Nous ne savions pas écrire de livres, la plupart d'entre nous n’avions jamais écrit. Quant à l'édition… comment faire? Les deux maisons d’édition intéressées exigeaient soit une préface d'un permaculteur connu au Québec – un homme donc – soit un titre du type "Parole de femmes en permaculture". J’ai donc refusé. Nous n’écrivons pas en tant qu'expertes pour être validées par un homme ou pour souligner que nos voix comptent parce que nous sommes des femmes.

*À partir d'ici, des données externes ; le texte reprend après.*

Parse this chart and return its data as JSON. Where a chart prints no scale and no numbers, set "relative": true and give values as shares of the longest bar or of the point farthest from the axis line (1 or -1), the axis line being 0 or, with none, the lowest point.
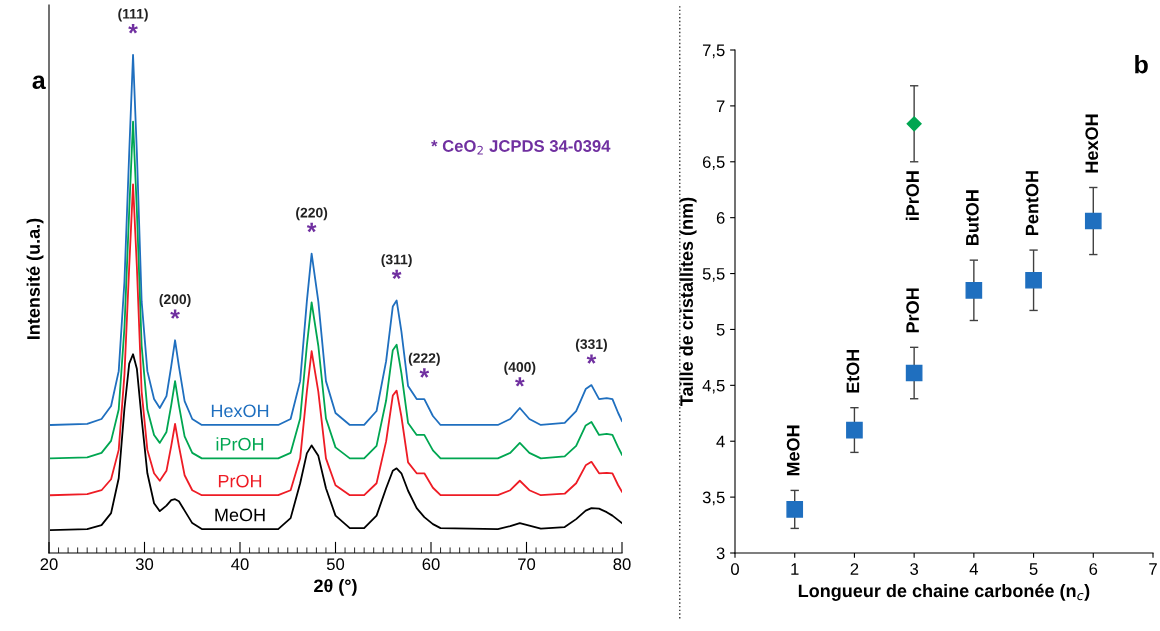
{
  "chart_data": [
    {
      "type": "line",
      "relative": true,
      "xlabel": "2θ (°)",
      "ylabel": "Intensité (u.a.)",
      "xlim": [
        20,
        80
      ],
      "xticks": [
        20,
        30,
        40,
        50,
        60,
        70,
        80
      ],
      "tick_labels": "x",
      "grid": false,
      "legend": false,
      "x": [
        20.2,
        24,
        25.5,
        26.5,
        27.3,
        27.9,
        28.4,
        28.8,
        29.2,
        29.7,
        30.3,
        31.0,
        31.6,
        32.3,
        32.8,
        33.2,
        33.6,
        34.2,
        35,
        36,
        44,
        45.3,
        46.3,
        47.0,
        47.5,
        48.2,
        49.0,
        50,
        51.5,
        53,
        54.3,
        55.3,
        56.0,
        56.4,
        56.9,
        57.6,
        58.5,
        59.3,
        60.2,
        61,
        67,
        68.3,
        69.3,
        70.3,
        71.5,
        74,
        75.2,
        76.2,
        76.8,
        77.6,
        78.4,
        79.0,
        79.6,
        80
      ],
      "series": [
        {
          "name": "HexOH",
          "color": "#1f6fbf",
          "values": [
            0.257,
            0.259,
            0.269,
            0.295,
            0.365,
            0.545,
            0.804,
            1.0,
            0.804,
            0.505,
            0.365,
            0.309,
            0.291,
            0.315,
            0.375,
            0.427,
            0.375,
            0.305,
            0.269,
            0.257,
            0.257,
            0.269,
            0.345,
            0.505,
            0.601,
            0.505,
            0.345,
            0.281,
            0.257,
            0.257,
            0.285,
            0.385,
            0.495,
            0.507,
            0.445,
            0.335,
            0.309,
            0.309,
            0.275,
            0.257,
            0.257,
            0.269,
            0.291,
            0.269,
            0.257,
            0.261,
            0.285,
            0.329,
            0.337,
            0.309,
            0.311,
            0.309,
            0.281,
            0.265
          ]
        },
        {
          "name": "iPrOH",
          "color": "#00a651",
          "values": [
            0.19,
            0.192,
            0.201,
            0.225,
            0.288,
            0.452,
            0.688,
            0.866,
            0.688,
            0.416,
            0.288,
            0.237,
            0.221,
            0.243,
            0.297,
            0.345,
            0.297,
            0.234,
            0.201,
            0.19,
            0.19,
            0.201,
            0.27,
            0.416,
            0.503,
            0.416,
            0.27,
            0.212,
            0.19,
            0.19,
            0.215,
            0.306,
            0.407,
            0.418,
            0.361,
            0.261,
            0.237,
            0.237,
            0.206,
            0.19,
            0.19,
            0.201,
            0.221,
            0.201,
            0.19,
            0.194,
            0.215,
            0.256,
            0.263,
            0.237,
            0.239,
            0.237,
            0.212,
            0.197
          ]
        },
        {
          "name": "PrOH",
          "color": "#ee1c25",
          "values": [
            0.116,
            0.118,
            0.126,
            0.148,
            0.207,
            0.358,
            0.575,
            0.74,
            0.575,
            0.324,
            0.207,
            0.16,
            0.145,
            0.165,
            0.215,
            0.259,
            0.215,
            0.156,
            0.126,
            0.116,
            0.116,
            0.126,
            0.19,
            0.324,
            0.405,
            0.324,
            0.19,
            0.136,
            0.116,
            0.116,
            0.14,
            0.224,
            0.316,
            0.326,
            0.274,
            0.182,
            0.16,
            0.16,
            0.131,
            0.116,
            0.116,
            0.126,
            0.145,
            0.126,
            0.116,
            0.119,
            0.14,
            0.176,
            0.183,
            0.16,
            0.161,
            0.16,
            0.136,
            0.123
          ]
        },
        {
          "name": "MeOH",
          "color": "#000000",
          "values": [
            0.046,
            0.048,
            0.056,
            0.08,
            0.15,
            0.29,
            0.38,
            0.399,
            0.37,
            0.27,
            0.16,
            0.1,
            0.084,
            0.095,
            0.106,
            0.108,
            0.104,
            0.085,
            0.06,
            0.048,
            0.048,
            0.07,
            0.14,
            0.2,
            0.216,
            0.195,
            0.13,
            0.075,
            0.05,
            0.05,
            0.075,
            0.13,
            0.165,
            0.17,
            0.16,
            0.125,
            0.09,
            0.072,
            0.058,
            0.05,
            0.048,
            0.054,
            0.06,
            0.055,
            0.049,
            0.052,
            0.068,
            0.085,
            0.09,
            0.089,
            0.082,
            0.075,
            0.066,
            0.06
          ]
        }
      ],
      "annotations": [
        "a",
        "* CeO$_{2}$ JCPDS 34-0394",
        {
          "text": "*",
          "x": 28.8,
          "y": 1.0
        },
        {
          "text": "(111)",
          "x": 28.8,
          "y": 1.0
        },
        {
          "text": "*",
          "x": 33.2,
          "y": 0.427
        },
        {
          "text": "(200)",
          "x": 33.2,
          "y": 0.427
        },
        {
          "text": "*",
          "x": 47.5,
          "y": 0.601
        },
        {
          "text": "(220)",
          "x": 47.5,
          "y": 0.601
        },
        {
          "text": "*",
          "x": 56.4,
          "y": 0.507
        },
        {
          "text": "(311)",
          "x": 56.4,
          "y": 0.507
        },
        {
          "text": "*",
          "x": 59.3,
          "y": 0.309
        },
        {
          "text": "(222)",
          "x": 59.3,
          "y": 0.309
        },
        {
          "text": "*",
          "x": 69.3,
          "y": 0.291
        },
        {
          "text": "(400)",
          "x": 69.3,
          "y": 0.291
        },
        {
          "text": "*",
          "x": 76.8,
          "y": 0.337
        },
        {
          "text": "(331)",
          "x": 76.8,
          "y": 0.337
        }
      ]
    },
    {
      "type": "scatter",
      "xlabel": "Longueur de chaine carbonée (n$_{c}$)",
      "ylabel": "Taille de cristallites (nm)",
      "xlim": [
        0,
        7
      ],
      "xticks": [
        0,
        1,
        2,
        3,
        4,
        5,
        6,
        7
      ],
      "ylim": [
        3,
        7.5
      ],
      "yticks": [
        3,
        {
          "value": 3.5,
          "label": "3,5"
        },
        4,
        {
          "value": 4.5,
          "label": "4,5"
        },
        5,
        {
          "value": 5.5,
          "label": "5,5"
        },
        6,
        {
          "value": 6.5,
          "label": "6,5"
        },
        7,
        {
          "value": 7.5,
          "label": "7,5"
        }
      ],
      "grid": false,
      "legend": false,
      "series": [
        {
          "color": "#1f6fbf",
          "marker": "square",
          "x": [
            1,
            2,
            3,
            4,
            5,
            6
          ],
          "values": [
            3.39,
            4.1,
            4.61,
            5.35,
            5.44,
            5.97
          ],
          "errors": [
            0.17,
            0.2,
            0.23,
            0.27,
            0.27,
            0.3
          ]
        },
        {
          "color": "#00a651",
          "marker": "diamond",
          "x": [
            3
          ],
          "values": [
            6.84
          ],
          "errors": [
            0.34
          ]
        }
      ],
      "annotations": [
        "b",
        {
          "text": "MeOH",
          "x": 1,
          "y": 3.39
        },
        {
          "text": "EtOH",
          "x": 2,
          "y": 4.1
        },
        {
          "text": "PrOH",
          "x": 3,
          "y": 4.61
        },
        {
          "text": "iPrOH",
          "x": 3,
          "y": 6.84
        },
        {
          "text": "ButOH",
          "x": 4,
          "y": 5.35
        },
        {
          "text": "PentOH",
          "x": 5,
          "y": 5.44
        },
        {
          "text": "HexOH",
          "x": 6,
          "y": 5.97
        }
      ]
    }
  ]
}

Fertiles a donc édité le livre. Cela a coûté très cher pour une petite entreprise, mais je suis fière. Fière d’avoir préservé notre éthique et notre posture. Tout cela a permis à Fertiles de créer une branche dédiée à l'édition de livres. Depuis, nous avons édité un second ouvrage – Forêt nourricière boréale, réflexions et particularités québécoises – écrit par le collectif boréal, composé de quatre permacultrices du Québec.

Quelles sont les principales difficultés que vous avez rencontrées en tant que femme dans le secteur de l’environnement, et comment les avez-vous surmontées ?

Les principales difficultés que j’ai rencontrées en tant que femme dans le secteur de l’environnement tournent autour de la confiance et du sentiment d’imposture, que j’ai dû apprendre à dépasser. Étant d'origine française, je viens d’un pays bien plus patriarcal et conservateur que le Québec, ce qui m’a, paradoxalement, donné des outils pour avancer sans trop prêter attention aux commentaires négatifs. D’ailleurs, ici, ils sont peu nombreux en comparaison. Je me sens aussi renforcée par les femmes québécoises, qui, depuis mon arrivée il y a quinze ans, m’ont impressionnée et inspirée. Je me sens forte grâce à elles.

L’une des difficultés les plus marquantes reste toutefois la faiblesse des financements et des budgets liés aux projets environnementaux. Si je veux rémunérer correctement chacun·e et permettre à Fertiles de progresser, il m’a fallu apprendre à négocier – un défi personnel. J’ai donc co-créé des accords de réciprocité, qui apportent une posture nouvelle et plus confortable à la négociation, et que j’adapte selon mes clientes. J’ai même eu la chance de faire une TedX sur le sujet - https://www.youtube.com/watch?v=oB0sjgZ_xsQ.

Quel est votre principal conseil pour celles qui veulent entreprendre dans un domaine alliant environnement et affaires ?

Mon principal conseil pour celles qui souhaitent entreprendre dans un domaine alliant environnement et affaires serait de voir le monde des affaires comme un terrain d’action pour concrétiser des idées. Pour moi, entreprendre est une manière d’agir pour une planète plus viable et souhaitable. Aujourd’hui, tous les organismes, qu’ils soient publics ou privés, sont engagés dans le fameux virage vert. Plus nous serons nombreuses à y apporter nos valeurs, plus nous pourrons coconstruire un monde à notre image. Les affaires, c’est en quelque sorte l’un des espace de construction de la société ; si nous voulons qu’elle soit écologique et inclusive, alors agissons en ce sens.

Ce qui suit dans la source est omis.